#ReadAnneDiary Campaign

anna_frank-infograph1 (1)Today is World Intellectual Property Day and colleagues in Poland and the Netherlands have chosen this date to launch the #ReadAnneDiary campaign which aims to highlight the EU’s current confusing and outdated copyright framework. Readers of this blog will know how strongly I feel that important historical and cultural heritage artefacts are openly licensed and freely available to all, so this is a campaign that I am very happy to highlight and support.  It seems more critical than ever to ensure that important works like The Diary of Anne Frank are freely available for all of us to read and to learn from. 

“Recently, Anne Frank’s famous diary has been in the spotlight because of a copyright dispute about when the literary work enters the public domain. After some intricate legal calculations, it seems that the Dutch version of The Diary of Anne Frank is now in public domain (as of 2016) in Poland, but not in the Netherlands or other EU countries, due to specific aspects of their copyright laws. The patchwork of EU copyright rules are too confusing, and the public is paying the price by not having access to some of their most important creative and cultural works.

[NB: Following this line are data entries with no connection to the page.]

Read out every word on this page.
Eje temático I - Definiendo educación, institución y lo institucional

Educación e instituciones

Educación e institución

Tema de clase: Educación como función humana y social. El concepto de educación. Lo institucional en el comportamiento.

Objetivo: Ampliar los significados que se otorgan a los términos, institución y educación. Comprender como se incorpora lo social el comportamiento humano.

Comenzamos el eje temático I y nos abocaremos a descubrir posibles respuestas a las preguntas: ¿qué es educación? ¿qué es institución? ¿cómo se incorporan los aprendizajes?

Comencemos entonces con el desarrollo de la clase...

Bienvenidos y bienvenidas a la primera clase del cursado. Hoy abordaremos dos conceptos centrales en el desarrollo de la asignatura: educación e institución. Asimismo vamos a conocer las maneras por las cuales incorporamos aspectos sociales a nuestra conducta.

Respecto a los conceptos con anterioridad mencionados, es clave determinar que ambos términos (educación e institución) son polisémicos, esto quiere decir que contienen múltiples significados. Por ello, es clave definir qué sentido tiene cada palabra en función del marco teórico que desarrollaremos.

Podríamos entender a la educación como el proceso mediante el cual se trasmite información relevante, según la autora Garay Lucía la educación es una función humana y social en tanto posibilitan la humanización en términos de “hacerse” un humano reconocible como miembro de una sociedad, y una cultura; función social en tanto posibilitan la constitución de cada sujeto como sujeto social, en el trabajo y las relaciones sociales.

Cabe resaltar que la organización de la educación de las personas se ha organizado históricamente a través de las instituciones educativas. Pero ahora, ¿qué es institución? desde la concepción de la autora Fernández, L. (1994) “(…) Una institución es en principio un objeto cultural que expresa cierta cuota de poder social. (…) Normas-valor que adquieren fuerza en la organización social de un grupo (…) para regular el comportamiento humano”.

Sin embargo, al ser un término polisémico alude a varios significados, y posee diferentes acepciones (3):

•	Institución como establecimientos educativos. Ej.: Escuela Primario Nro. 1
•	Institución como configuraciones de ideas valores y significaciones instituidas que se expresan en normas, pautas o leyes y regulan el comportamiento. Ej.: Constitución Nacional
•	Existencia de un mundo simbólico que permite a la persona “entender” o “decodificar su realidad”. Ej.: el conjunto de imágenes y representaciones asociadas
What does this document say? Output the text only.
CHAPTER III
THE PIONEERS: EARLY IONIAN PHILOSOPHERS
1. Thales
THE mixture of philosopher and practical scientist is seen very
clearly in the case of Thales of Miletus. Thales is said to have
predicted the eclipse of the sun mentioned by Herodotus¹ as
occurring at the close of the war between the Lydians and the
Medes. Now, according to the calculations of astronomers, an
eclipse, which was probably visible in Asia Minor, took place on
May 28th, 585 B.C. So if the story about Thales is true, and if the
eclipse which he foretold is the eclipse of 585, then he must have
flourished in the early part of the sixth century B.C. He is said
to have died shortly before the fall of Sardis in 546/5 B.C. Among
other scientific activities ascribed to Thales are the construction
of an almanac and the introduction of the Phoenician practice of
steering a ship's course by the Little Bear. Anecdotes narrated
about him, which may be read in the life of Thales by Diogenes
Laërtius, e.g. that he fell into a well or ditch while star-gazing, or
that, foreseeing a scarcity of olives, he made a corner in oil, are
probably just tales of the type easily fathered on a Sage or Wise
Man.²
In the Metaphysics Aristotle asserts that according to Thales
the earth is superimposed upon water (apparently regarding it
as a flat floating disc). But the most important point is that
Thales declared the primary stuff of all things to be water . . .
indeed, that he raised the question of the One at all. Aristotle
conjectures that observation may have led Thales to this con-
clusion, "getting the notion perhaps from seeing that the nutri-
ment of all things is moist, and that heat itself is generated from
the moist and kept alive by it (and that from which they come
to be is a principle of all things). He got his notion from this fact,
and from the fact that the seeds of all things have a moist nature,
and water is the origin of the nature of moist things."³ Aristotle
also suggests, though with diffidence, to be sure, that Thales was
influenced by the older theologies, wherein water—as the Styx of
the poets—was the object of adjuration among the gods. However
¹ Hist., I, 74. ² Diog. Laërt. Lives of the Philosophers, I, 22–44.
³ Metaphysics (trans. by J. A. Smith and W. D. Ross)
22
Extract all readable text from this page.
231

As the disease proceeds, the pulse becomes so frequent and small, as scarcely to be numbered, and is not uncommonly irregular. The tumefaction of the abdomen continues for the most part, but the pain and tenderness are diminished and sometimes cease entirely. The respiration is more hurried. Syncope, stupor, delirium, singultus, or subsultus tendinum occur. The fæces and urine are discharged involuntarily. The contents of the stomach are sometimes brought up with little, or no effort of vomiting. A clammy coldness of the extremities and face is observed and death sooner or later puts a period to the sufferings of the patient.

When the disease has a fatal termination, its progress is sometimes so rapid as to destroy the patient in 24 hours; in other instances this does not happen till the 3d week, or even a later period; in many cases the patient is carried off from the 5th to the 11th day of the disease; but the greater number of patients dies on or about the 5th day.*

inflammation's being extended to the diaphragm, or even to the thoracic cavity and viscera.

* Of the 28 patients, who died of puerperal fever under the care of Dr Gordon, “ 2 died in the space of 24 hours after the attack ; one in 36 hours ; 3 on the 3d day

On April 26, Centrum Cyfrowe is making available a digital version of The Diary of Anne Frank at the website www.annefrank.centrumcyfrowe.pl. Unfortunately, due to the restrictive territorial rules regarding copyright, the website will only be accessible for users inside Poland. Yes, you read that right: access will be blocked for anyone attempting to view the site from outside of Poland. Why are we doing this? We’re doing it to draw attention to the absurdity of these types of copyright rules. The Diary of Anne Frank is an important historical work—published originally in Dutch in the Netherlands. It should be available in the public domain across Europe. Yet now, it will not be accessible anywhere except for Poland.”